The illustration was composed in the year 1580 AD.

Literary Manuscripts

Gulistan of Sadi, Diwan of Anwari, Diwan of Shahi, Diwan-I-Hafiz, Baharistan of Jami, Khamsa of Amir Khosrau Dihlavi are few of the notable literary manuscripts where flora and fauna are beautifully rendered in small panels among the text of the poems.

Gulistan of Sadi

This is a beautifully illustrated manuscript where each page is decorated with several birds drawn endearingly among several plants and flowers. Several birds that are illustrated bear close resemblance with the hill birds.

Diwan of Anwari

This illustrated manuscript shows succession of pictures painted with birds, beasts and flowers in golden arabesques. The color tones are refreshing and illustrations are refined.

Diwan–I–Hafiz

This is one of the notable illustrated manuscripts where the charms of flora and fauna are beautifully shown. A miniature from this manuscript depicts the grazing sheep patterned in the form of folded hills while rocks and mountains give the illusion of animals.

Baharistan of Jami

This is another illustrated manuscript consisting of many striking palettes. The one, which is widely remembered, is that of Mulla rebuking a Dervish for his humbleness. A pair of peacocks echoing the same emotions is also shown in the picture.

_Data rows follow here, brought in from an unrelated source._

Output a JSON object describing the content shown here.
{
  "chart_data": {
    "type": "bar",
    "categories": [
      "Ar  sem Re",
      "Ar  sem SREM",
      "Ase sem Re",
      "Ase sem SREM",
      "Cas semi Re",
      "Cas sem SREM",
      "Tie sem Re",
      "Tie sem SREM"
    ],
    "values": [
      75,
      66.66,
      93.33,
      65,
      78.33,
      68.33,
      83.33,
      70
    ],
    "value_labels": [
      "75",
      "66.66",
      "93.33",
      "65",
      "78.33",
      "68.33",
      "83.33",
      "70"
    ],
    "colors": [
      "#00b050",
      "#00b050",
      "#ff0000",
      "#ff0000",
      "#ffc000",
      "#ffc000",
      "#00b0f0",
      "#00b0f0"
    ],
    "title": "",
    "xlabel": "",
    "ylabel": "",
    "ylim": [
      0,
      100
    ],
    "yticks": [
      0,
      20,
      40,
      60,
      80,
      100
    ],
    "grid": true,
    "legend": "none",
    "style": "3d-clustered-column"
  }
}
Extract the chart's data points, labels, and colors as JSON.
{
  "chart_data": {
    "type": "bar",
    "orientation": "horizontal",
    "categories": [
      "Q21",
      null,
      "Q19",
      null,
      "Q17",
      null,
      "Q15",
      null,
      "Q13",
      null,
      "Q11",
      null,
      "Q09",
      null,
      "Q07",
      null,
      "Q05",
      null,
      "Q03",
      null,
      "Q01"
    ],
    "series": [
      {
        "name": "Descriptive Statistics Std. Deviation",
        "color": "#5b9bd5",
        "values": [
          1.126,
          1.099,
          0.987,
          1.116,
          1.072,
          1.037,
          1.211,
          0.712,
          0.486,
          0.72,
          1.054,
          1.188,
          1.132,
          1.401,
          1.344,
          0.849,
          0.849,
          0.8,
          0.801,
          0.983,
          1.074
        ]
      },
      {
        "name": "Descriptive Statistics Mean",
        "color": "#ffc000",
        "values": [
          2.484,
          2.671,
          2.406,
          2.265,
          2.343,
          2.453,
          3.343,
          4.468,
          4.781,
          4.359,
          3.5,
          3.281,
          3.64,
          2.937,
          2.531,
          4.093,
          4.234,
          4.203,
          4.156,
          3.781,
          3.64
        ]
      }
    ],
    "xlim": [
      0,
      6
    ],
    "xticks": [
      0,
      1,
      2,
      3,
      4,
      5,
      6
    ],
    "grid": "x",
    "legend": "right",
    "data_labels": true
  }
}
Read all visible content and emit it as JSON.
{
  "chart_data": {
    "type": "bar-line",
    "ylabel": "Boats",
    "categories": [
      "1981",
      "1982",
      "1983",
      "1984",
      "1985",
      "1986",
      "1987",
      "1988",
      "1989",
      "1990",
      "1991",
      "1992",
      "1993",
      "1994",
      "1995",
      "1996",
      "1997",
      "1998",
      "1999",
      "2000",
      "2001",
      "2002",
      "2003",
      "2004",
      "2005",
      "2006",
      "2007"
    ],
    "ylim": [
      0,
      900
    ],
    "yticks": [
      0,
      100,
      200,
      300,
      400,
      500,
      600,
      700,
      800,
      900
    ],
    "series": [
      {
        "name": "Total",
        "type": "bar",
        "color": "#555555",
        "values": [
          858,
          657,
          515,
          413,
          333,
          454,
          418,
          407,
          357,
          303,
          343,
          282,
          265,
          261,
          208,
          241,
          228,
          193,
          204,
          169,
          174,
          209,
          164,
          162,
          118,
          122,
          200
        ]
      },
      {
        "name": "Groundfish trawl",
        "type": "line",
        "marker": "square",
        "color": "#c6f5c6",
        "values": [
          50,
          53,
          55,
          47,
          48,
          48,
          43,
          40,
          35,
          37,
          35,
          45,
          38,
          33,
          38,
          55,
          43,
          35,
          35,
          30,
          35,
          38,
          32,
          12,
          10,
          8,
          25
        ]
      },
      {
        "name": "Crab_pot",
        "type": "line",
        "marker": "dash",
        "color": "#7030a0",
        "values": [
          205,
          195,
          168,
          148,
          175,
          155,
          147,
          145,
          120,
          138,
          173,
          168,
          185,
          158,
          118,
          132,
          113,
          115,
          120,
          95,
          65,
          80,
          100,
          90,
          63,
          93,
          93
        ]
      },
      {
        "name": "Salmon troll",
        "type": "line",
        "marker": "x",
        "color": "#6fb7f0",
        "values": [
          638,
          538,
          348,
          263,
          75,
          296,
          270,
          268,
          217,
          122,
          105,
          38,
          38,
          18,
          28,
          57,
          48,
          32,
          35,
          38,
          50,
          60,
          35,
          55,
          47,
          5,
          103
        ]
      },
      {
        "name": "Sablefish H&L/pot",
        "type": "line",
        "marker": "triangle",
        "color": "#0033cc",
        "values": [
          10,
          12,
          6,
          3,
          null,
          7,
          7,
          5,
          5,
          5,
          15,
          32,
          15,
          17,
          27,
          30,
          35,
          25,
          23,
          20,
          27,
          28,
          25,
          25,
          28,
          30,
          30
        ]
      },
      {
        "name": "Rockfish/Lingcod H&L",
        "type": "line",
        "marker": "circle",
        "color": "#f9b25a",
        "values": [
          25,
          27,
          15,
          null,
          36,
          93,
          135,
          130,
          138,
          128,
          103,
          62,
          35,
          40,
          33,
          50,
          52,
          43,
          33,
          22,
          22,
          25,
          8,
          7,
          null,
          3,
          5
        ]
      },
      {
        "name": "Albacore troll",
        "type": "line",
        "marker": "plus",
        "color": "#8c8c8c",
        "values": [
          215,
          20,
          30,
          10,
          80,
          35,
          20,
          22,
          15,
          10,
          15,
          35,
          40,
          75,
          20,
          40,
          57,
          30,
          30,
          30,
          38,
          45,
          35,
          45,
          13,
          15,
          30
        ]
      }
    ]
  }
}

Khamsa of Amir Khosrau Dihalvi

This illustrated manuscript carries vivid illustrations of the flora and fauna. Paintings of Basawan show the use of trees in exploring spaces. He is also appreciated for the using the technique of perspective in the illustrations.

Ajaib-al-Makhluqat

This is a work on natural history in which bird subjects are drawn authentically with natural tints. A work called ‘A Study of Cranes’ sketched out by Kanha and painted and finished by Mani is noteworthy. The illustration stands out for the depiction of its minutest details of animals

Ramayana

The Mughal Emperor Akbar had a profound interest in religion and literature, which encouraged him to get the Hindu epics like Ramayana and Mahabharata get translated into Persian. Many illustrated manuscripts of Hindu Classics were also produced. One of the illustrated manuscripts is of Ramayana, which is given an Indian treatment though influence of Persian tradition is also conspicuous. A miniature shows Hanuman carrying a Mountain of Healing Herbs and a complete chaos with badly shaken trees and frightened animals is also vividly portrayed. The animals are drawn very naturalistically.

Razm Nama

Razm Nama is an illustrated manuscript, which carries a collection of stories from Mahabharata. Several Razm Namas were produced. The miniatures of this manuscript carry the Persian tradition however flora and fauna are naturalistically depicted. A close observation of the nature by the artists is conspicuous in the paintings.